Но 28 августа 1857 года под именем князя Долгорукова Всеволод Алексеевич был зачислен в Морской кадетский корпус. Офицер Морского корпуса В. Кирсанов так характеризовал его:

имея очень хорошие способности, он не признавал нужным учиться как следует, даже в русской литературе, на которую имел претензии[2]

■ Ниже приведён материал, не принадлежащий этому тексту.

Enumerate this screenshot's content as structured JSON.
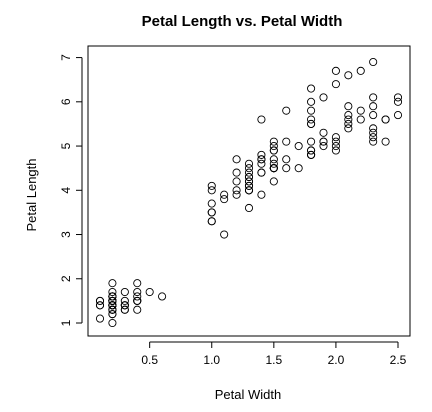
{
  "chart_data": {
    "type": "scatter",
    "title": "Petal Length vs. Petal Width",
    "xlabel": "Petal Width",
    "ylabel": "Petal Length",
    "xlim": [
      0.1,
      2.5
    ],
    "ylim": [
      1.0,
      6.9
    ],
    "x_ticks": [
      0.5,
      1.0,
      1.5,
      2.0,
      2.5
    ],
    "x_tick_labels": [
      "0.5",
      "1.0",
      "1.5",
      "2.0",
      "2.5"
    ],
    "y_ticks": [
      1,
      2,
      3,
      4,
      5,
      6,
      7
    ],
    "y_tick_labels": [
      "1",
      "2",
      "3",
      "4",
      "5",
      "6",
      "7"
    ],
    "grid": false,
    "marker": "open-circle",
    "points": [
      [
        0.2,
        1.4
      ],
      [
        0.2,
        1.4
      ],
      [
        0.2,
        1.3
      ],
      [
        0.2,
        1.5
      ],
      [
        0.2,
        1.4
      ],
      [
        0.4,
        1.7
      ],
      [
        0.3,
        1.4
      ],
      [
        0.2,
        1.5
      ],
      [
        0.2,
        1.4
      ],
      [
        0.1,
        1.5
      ],
      [
        0.2,
        1.5
      ],
      [
        0.2,
        1.6
      ],
      [
        0.1,
        1.4
      ],
      [
        0.1,
        1.1
      ],
      [
        0.2,
        1.2
      ],
      [
        0.4,
        1.5
      ],
      [
        0.4,
        1.3
      ],
      [
        0.3,
        1.4
      ],
      [
        0.3,
        1.7
      ],
      [
        0.3,
        1.5
      ],
      [
        0.2,
        1.7
      ],
      [
        0.4,
        1.5
      ],
      [
        0.2,
        1.0
      ],
      [
        0.5,
        1.7
      ],
      [
        0.2,
        1.9
      ],
      [
        0.2,
        1.6
      ],
      [
        0.4,
        1.6
      ],
      [
        0.2,
        1.5
      ],
      [
        0.2,
        1.4
      ],
      [
        0.2,
        1.6
      ],
      [
        0.2,
        1.6
      ],
      [
        0.4,
        1.5
      ],
      [
        0.1,
        1.5
      ],
      [
        0.2,
        1.4
      ],
      [
        0.2,
        1.5
      ],
      [
        0.2,
        1.2
      ],
      [
        0.2,
        1.3
      ],
      [
        0.1,
        1.4
      ],
      [
        0.2,
        1.3
      ],
      [
        0.2,
        1.5
      ],
      [
        0.3,
        1.3
      ],
      [
        0.3,
        1.3
      ],
      [
        0.2,
        1.3
      ],
      [
        0.6,
        1.6
      ],
      [
        0.4,
        1.9
      ],
      [
        0.3,
        1.4
      ],
      [
        0.2,
        1.6
      ],
      [
        0.2,
        1.4
      ],
      [
        0.2,
        1.5
      ],
      [
        0.2,
        1.4
      ],
      [
        1.4,
        4.7
      ],
      [
        1.5,
        4.5
      ],
      [
        1.5,
        4.9
      ],
      [
        1.3,
        4.0
      ],
      [
        1.5,
        4.6
      ],
      [
        1.3,
        4.5
      ],
      [
        1.6,
        4.7
      ],
      [
        1.0,
        3.3
      ],
      [
        1.3,
        4.6
      ],
      [
        1.4,
        3.9
      ],
      [
        1.0,
        3.5
      ],
      [
        1.5,
        4.2
      ],
      [
        1.0,
        4.0
      ],
      [
        1.4,
        4.7
      ],
      [
        1.3,
        3.6
      ],
      [
        1.4,
        4.4
      ],
      [
        1.5,
        4.5
      ],
      [
        1.0,
        4.1
      ],
      [
        1.5,
        4.5
      ],
      [
        1.1,
        3.9
      ],
      [
        1.8,
        4.8
      ],
      [
        1.3,
        4.0
      ],
      [
        1.5,
        4.9
      ],
      [
        1.2,
        4.7
      ],
      [
        1.3,
        4.3
      ],
      [
        1.4,
        4.4
      ],
      [
        1.4,
        4.8
      ],
      [
        1.7,
        5.0
      ],
      [
        1.5,
        4.5
      ],
      [
        1.0,
        3.5
      ],
      [
        1.1,
        3.8
      ],
      [
        1.0,
        3.7
      ],
      [
        1.2,
        3.9
      ],
      [
        1.6,
        5.1
      ],
      [
        1.5,
        4.5
      ],
      [
        1.6,
        4.5
      ],
      [
        1.5,
        4.7
      ],
      [
        1.3,
        4.4
      ],
      [
        1.3,
        4.1
      ],
      [
        1.3,
        4.0
      ],
      [
        1.2,
        4.4
      ],
      [
        1.4,
        4.6
      ],
      [
        1.2,
        4.0
      ],
      [
        1.0,
        3.3
      ],
      [
        1.3,
        4.2
      ],
      [
        1.2,
        4.2
      ],
      [
        1.3,
        4.2
      ],
      [
        1.3,
        4.3
      ],
      [
        1.1,
        3.0
      ],
      [
        1.3,
        4.1
      ],
      [
        2.5,
        6.0
      ],
      [
        1.9,
        5.1
      ],
      [
        2.1,
        5.9
      ],
      [
        1.8,
        5.6
      ],
      [
        2.2,
        5.8
      ],
      [
        2.1,
        6.6
      ],
      [
        1.7,
        4.5
      ],
      [
        1.8,
        6.3
      ],
      [
        1.8,
        5.8
      ],
      [
        2.5,
        6.1
      ],
      [
        2.0,
        5.1
      ],
      [
        1.9,
        5.3
      ],
      [
        2.1,
        5.5
      ],
      [
        2.0,
        5.0
      ],
      [
        2.4,
        5.1
      ],
      [
        2.3,
        5.3
      ],
      [
        1.8,
        5.5
      ],
      [
        2.2,
        6.7
      ],
      [
        2.3,
        6.9
      ],
      [
        1.5,
        5.0
      ],
      [
        2.3,
        5.7
      ],
      [
        2.0,
        4.9
      ],
      [
        2.0,
        6.7
      ],
      [
        1.8,
        4.9
      ],
      [
        2.1,
        5.7
      ],
      [
        1.8,
        6.0
      ],
      [
        1.8,
        4.8
      ],
      [
        1.8,
        4.9
      ],
      [
        2.1,
        5.6
      ],
      [
        1.6,
        5.8
      ],
      [
        1.9,
        6.1
      ],
      [
        2.0,
        6.4
      ],
      [
        2.2,
        5.6
      ],
      [
        1.5,
        5.1
      ],
      [
        1.4,
        5.6
      ],
      [
        2.3,
        6.1
      ],
      [
        2.4,
        5.6
      ],
      [
        1.8,
        5.5
      ],
      [
        1.8,
        4.8
      ],
      [
        2.1,
        5.4
      ],
      [
        2.4,
        5.6
      ],
      [
        2.3,
        5.1
      ],
      [
        1.9,
        5.1
      ],
      [
        2.3,
        5.9
      ],
      [
        2.5,
        5.7
      ],
      [
        2.3,
        5.2
      ],
      [
        1.9,
        5.0
      ],
      [
        2.0,
        5.2
      ],
      [
        2.3,
        5.4
      ],
      [
        1.8,
        5.1
      ]
    ]
  }
}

А апреле 1863 года князь Долгоруков не выдержал экзамен на производство в гардемарины и был направлен юнкером в Кронштадт на корвет «Баян» с предоставлением ему права держать повторный экзамен в сентябре. В октябре Всеволод Алексеевич подал прошение об увольнении со службы с чином коллежского регистратора. Не дождавшись решения, в начале ноября он покинул Кронштадт. Вскоре был арестован, отбыл недельную гауптвахту и отправлен в свою команду, прошение было оставлено без внимания. В марте 1864 года он вновь подал прошение об экзамене в прапорщики портовых экипажей или увольнении. Оно было удовлетворено с условием, что " … ни в каком случае XIV классом при увольнении воспользоваться не может[2] "

Клуб червонных валетов

Не имея средств к существованию, с 1867 года князь Долгоруков принимал участие в аферах. 27 февраля 1870 года он был приговорён к лишению особенных прав и преимуществ и заключён в тюрьму на 1,5 месяца. После освобождения был приписан к мещанскому обществу Ефремова, но жил в Москве и использовал титул князя. В 1871 году Долгоруков был привлечён к суду по громкому делу Клуба червонных валетов. С 8 февраля по 5 марта 1877 года происходило заседание Московского окружного суда с участием присяжных заседателей "по обвинению в составлении преступного сообщества в целях похищения чужого имущества различными способами: посредством выманивания, подложного составления документов, введения в обман и проч., в принадлежности к этому сообществу, в мошенничестве, подлогах, присвоении и растрате чужого имущества, кражах, в грабеже, умышленном убийстве"[3]. По мере своего развития предварительное следствие обнаружило 56 преступлений и 48 обвиняемых. Преступления эти оказались совершенными в течение 9-летнего периода времени, а именно с 1867 по 1875 год. Большая часть обвиняемых принадлежала к высшим сословиям (из 48 — 36, из них дворян 28).[3] Живя в Москве, Долгоруков выдавал себя за весьма богатого человека, а также за племянника московского генерал-губернатора Владимира Андреевича Долгорукова. Он заключал займы, выдавая векселя, по которым платить был не в состоянии, а также выманивал под видом покупки в кредит разное движимое имущество. 5 марта 1877 года Всеволод Алексеевич был приговорён к заключению в рабочий дом на 8 месяцев с последующей ссылкой, позднее приговор был смягчён — Долгоруков ссылался в Томскую губернию[2].

В Томске

В 1898 году В. А. Долгоруков сдал экзамены и стал частным поверенным при Томском окружном суде.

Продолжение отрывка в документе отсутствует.